I untwist myself from the cream sheet and slip out of bed, leaving the sleeping hunk of warm sex machine behind me. I scurry around the apartment on a mini scavenger hunt for my clothes, and then I head for the bathroom. In the trashcan beside the sink, I notice the used condoms—a whole box’s worth of used condoms—and I grin like the filthy girl I never knew I was, remembering how each one ended up getting gloriously used.
I guess if you’re only going to have sex every five years or so, this is the way to do it. Like a camel—fill the hump.
The reflection of the woman who stares back at me from the mirror is wonderfully wrecked—tousled hair from strong, gripping hands, smudged makeup, swollen lips, flushed cheeks . . . shining happy eyes. There’s a dark red hickey on my right shoulder—and I remember how that got there too. With my back to Dean’s chest, his hand covering my breast, and his mouth latched on to that spot as he came deep inside me.

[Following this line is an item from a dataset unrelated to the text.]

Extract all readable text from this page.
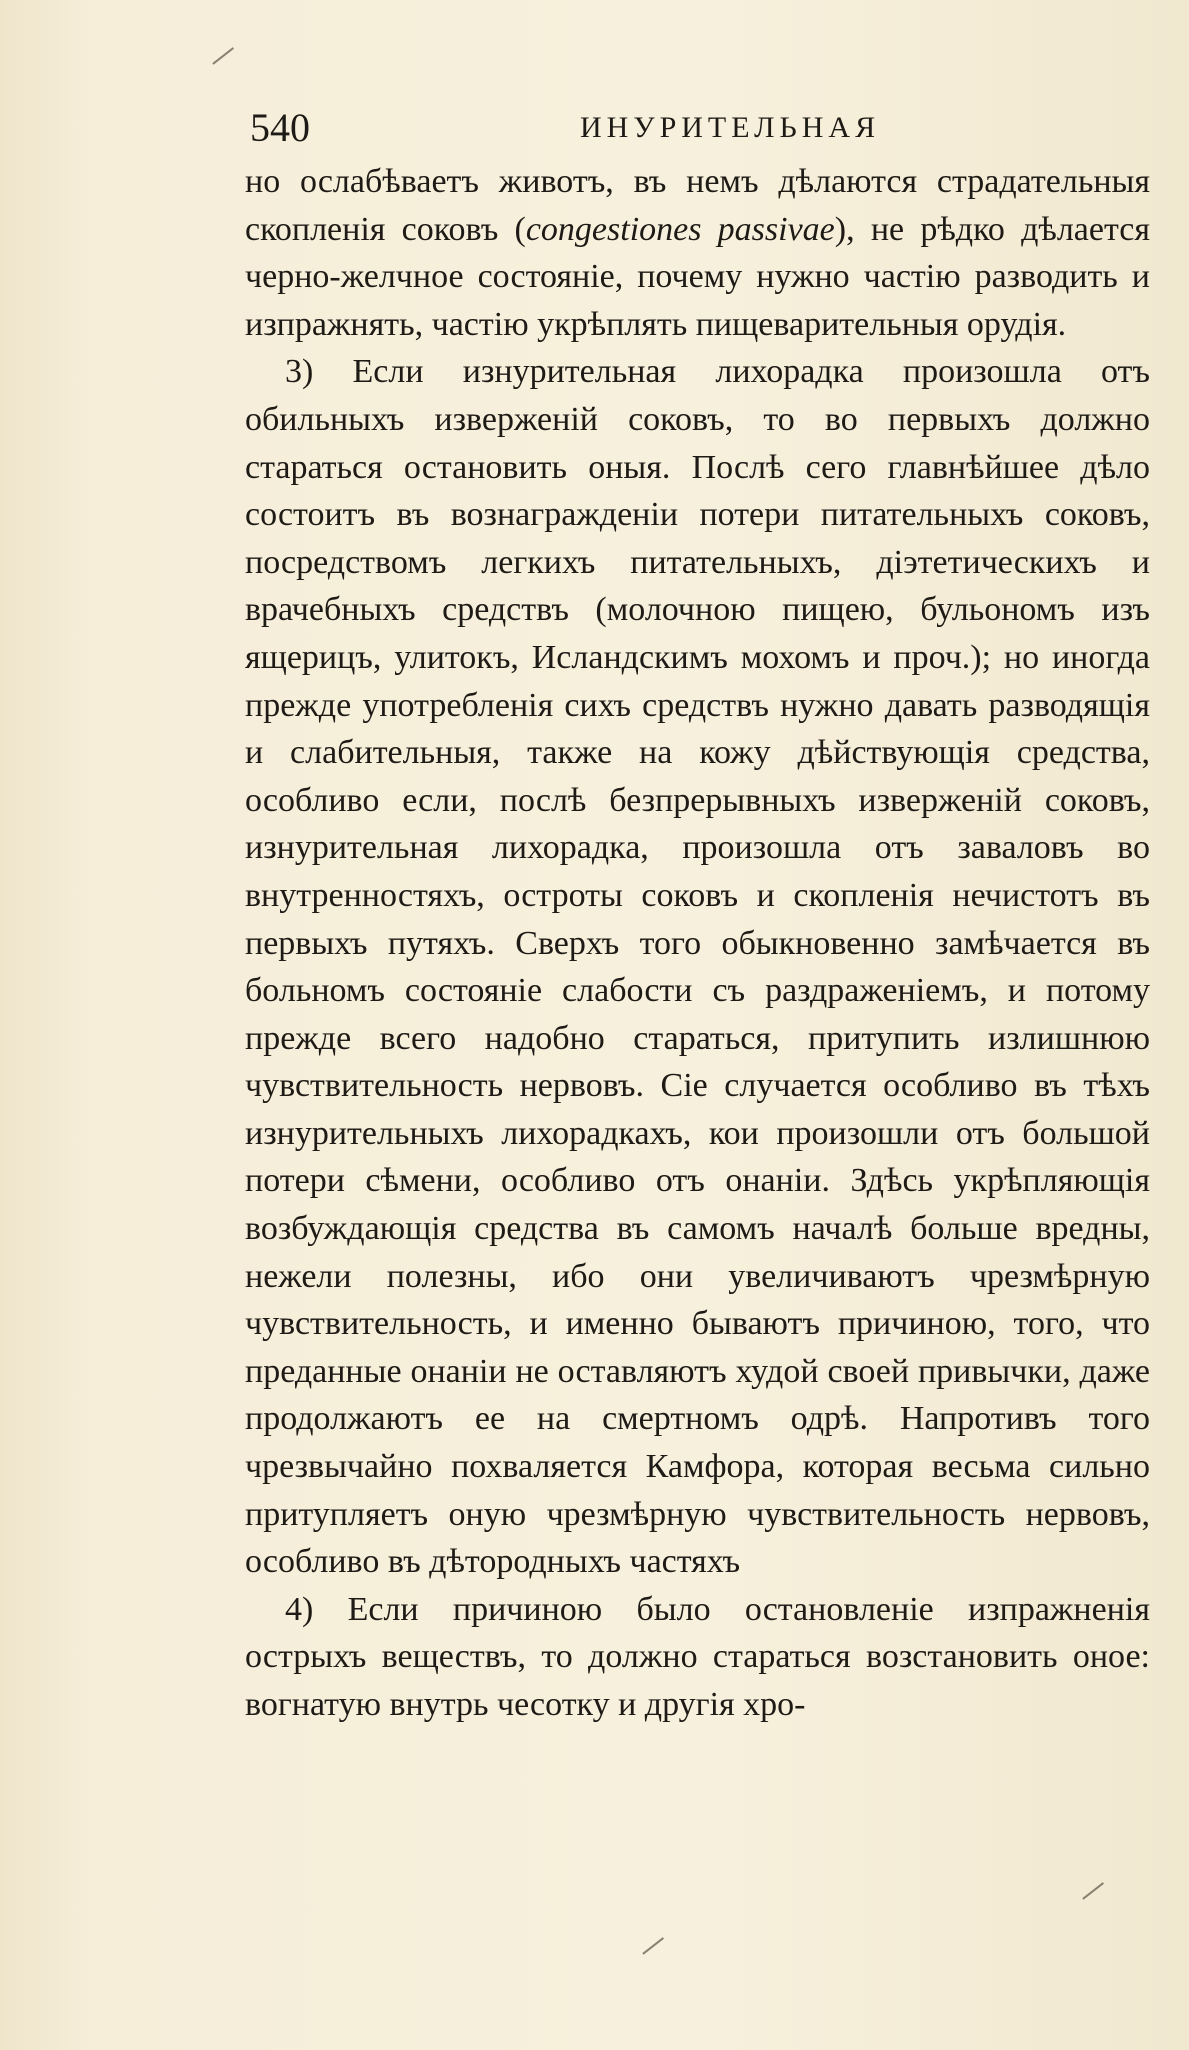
540	ИНУРИТЕЛЬНАЯ

но ослабѣваетъ животъ, въ немъ дѣлаются страдательныя скопленія соковъ (congestiones passivae), не рѣдко дѣлается черно-желчное состояніе, почему нужно частію разводить и изпражнять, частію укрѣплять пищеварительныя орудія.

3) Если изнурительная лихорадка произошла отъ обильныхъ изверженій соковъ, то во первыхъ должно стараться остановить оныя. Послѣ сего главнѣйшее дѣло состоитъ въ вознагражденіи потери питательныхъ соковъ, посредствомъ легкихъ питательныхъ, діэтетическихъ и врачебныхъ средствъ (молочною пищею, бульономъ изъ ящерицъ, улитокъ, Исландскимъ мохомъ и проч.); но иногда прежде употребленія сихъ средствъ нужно давать разводящія и слабительныя, также на кожу дѣйствующія средства, особливо если, послѣ безпрерывныхъ изверженій соковъ, изнурительная лихорадка, произошла отъ заваловъ во внутренностяхъ, остроты соковъ и скопленія нечистотъ въ первыхъ путяхъ. Сверхъ того обыкновенно замѣчается въ больномъ состояніе слабости съ раздраженіемъ, и потому прежде всего надобно стараться, притупить излишнюю чувствительность нервовъ. Сіе случается особливо въ тѣхъ изнурительныхъ лихорадкахъ, кои произошли отъ большой потери сѣмени, особливо отъ онаніи. Здѣсь укрѣпляющія возбуждающія средства въ самомъ началѣ больше вредны, нежели полезны, ибо они увеличиваютъ чрезмѣрную чувствительность, и именно бываютъ причиною, того, что преданные онаніи не оставляютъ худой своей привычки, даже продолжаютъ ее на смертномъ одрѣ. Напротивъ того чрезвычайно похваляется Камфора, которая весьма сильно притупляетъ оную чрезмѣрную чувствительность нервовъ, особливо въ дѣтородныхъ частяхъ

4) Если причиною было остановленіе изпражненія острыхъ веществъ, то должно стараться возстановить оное: вогнатую внутрь чесотку и другія хро-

After cleaning up my face and using my finger and Dean’s toothpaste to scrub away the morning breath, I step out of the bathroom. He lays on his back, one arm bent over his head, the other resting on his stomach, his spent cock—still impressive in its sleepy state—resting against his thigh.
And there’s a pull—that magnetic connection—that nudges me to crawl my ass right back in that bed with him.
But I fight it. Because I don’t know how these morning afters are supposed to work—but I know it always feels better to leave before being left. To get out when the getting’s still good—to not overstay your welcome.